Oleh : Asratillah
Sebagaimana yang pernah diutarakan oleh Benedict Anderson dalam “ Nasionalisme Indonesia , Kini dan Masa Depan”, bahwa cukup banyak di antara kita yang menganggap Indonesia sebagai “warisan”. Indonesia tidak kita terjemahkan sebagai “tantangan” dan “proyek bersama”.
Yang seringkali kita perselisihkan adalah, siapa di antara kita, yang paling layak menerima warisan? Celakanya semua dari kita mengklaim paling layak menerimanya. Bahkan persoalannya bisa lebih rumit lagi, karena dalam “kita” ada banyak “warna” dan “suara”, dalam “kita” terlalu banyak “kami”-”kami”, yang merasa paling berhak atas warisan.

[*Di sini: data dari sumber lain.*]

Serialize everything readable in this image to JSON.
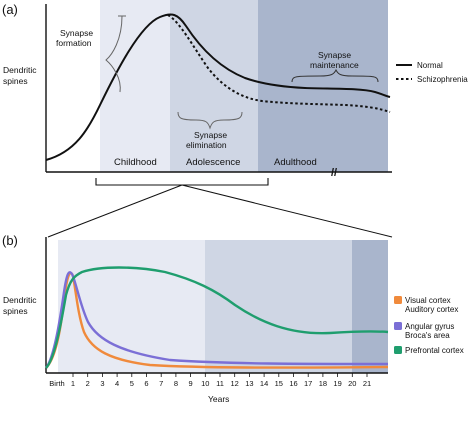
{
  "panel_a": {
    "label": "(a)",
    "ylabel_line1": "Dendritic",
    "ylabel_line2": "spines",
    "stages": [
      "Childhood",
      "Adolescence",
      "Adulthood"
    ],
    "annotations": {
      "formation_1": "Synapse",
      "formation_2": "formation",
      "elimination_1": "Synapse",
      "elimination_2": "elimination",
      "maintenance_1": "Synapse",
      "maintenance_2": "maintenance"
    },
    "legend": {
      "normal": "Normal",
      "schizophrenia": "Schizophrenia"
    },
    "axis_break": "//"
  },
  "panel_b": {
    "label": "(b)",
    "ylabel_line1": "Dendritic",
    "ylabel_line2": "spines",
    "xlabel": "Years",
    "ticks": [
      "Birth",
      "1",
      "2",
      "3",
      "4",
      "5",
      "6",
      "7",
      "8",
      "9",
      "10",
      "11",
      "12",
      "13",
      "14",
      "15",
      "16",
      "17",
      "18",
      "19",
      "20",
      "21"
    ],
    "legend": [
      {
        "line1": "Visual cortex",
        "line2": "Auditory cortex",
        "color": "#f08a3c"
      },
      {
        "line1": "Angular gyrus",
        "line2": "Broca's area",
        "color": "#7b6fd6"
      },
      {
        "line1": "Prefrontal cortex",
        "line2": "",
        "color": "#1f9e6e"
      }
    ]
  },
  "colors": {
    "region_light": "#e7eaf3",
    "region_mid": "#cfd6e4",
    "region_dark": "#a9b5cc",
    "orange": "#f08a3c",
    "purple": "#7b6fd6",
    "green": "#1f9e6e"
  }
}
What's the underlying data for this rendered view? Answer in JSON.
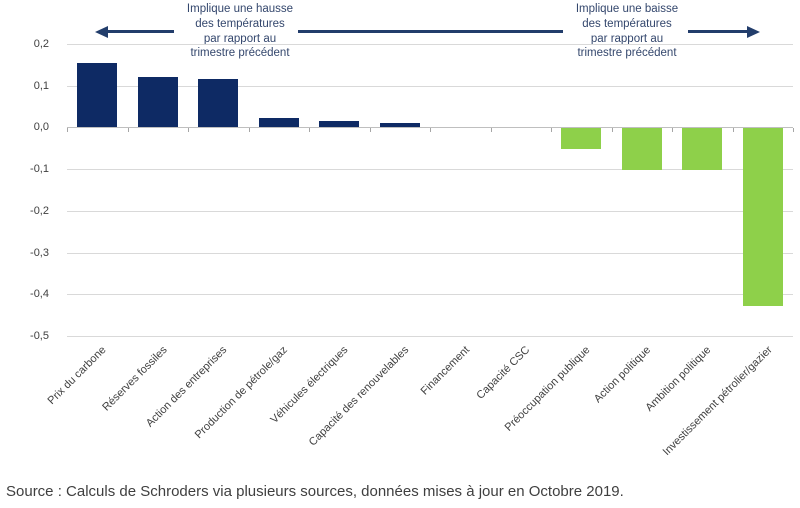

Sehingga tak heran jika ada yang sering berkata dengan redaksi seperti “kami umat x”, “kami kaum x” atau “kami suku x”, “merasa lebih berhak atas Indonesia”, atau minimal mereka berkata “merasa lebih berjasa atas kemerdekaan Indonesia”.
Karena merasa lebih berhak atas warisan, sengketa tentang siapa yang paling kuasa atas “Indonesia sebagai hak milik” semakin riuh. Dan bermula dari persepsi akan “hak milik” lah, ide dasar tentang “pertahanan” lahir. Tapi yang membuat kita tak habis pikir adalah, kita tak segan-segannya memasang kuda-kuda pertahanan, terhadap sesama anak bangsa.
Walaupun cara berpikir di atas, tak pernah terang-terangan kita ucapkan di ruang publik. Tetapi diam-diam, menguasai alam bawah sadar kita dan mendasari cara kita berinteraksi dengan sesama. Tapi mengapa bisa demikian? Salah satu sebabnya, karena kita miskin akan fiksi dalam berbangsa.
Yang saya maksud dengan fiksi di sini adalah narasi-narasi yang berpotensi menyulut imajinasi, sehingga kita bisa melampaui yang faktual. Secara faktual, penampakan matahari terbenam di pantai Losari tak akan jauh berbeda dengan penampakan matahari terbenam pada salah satu pantai di Singapura.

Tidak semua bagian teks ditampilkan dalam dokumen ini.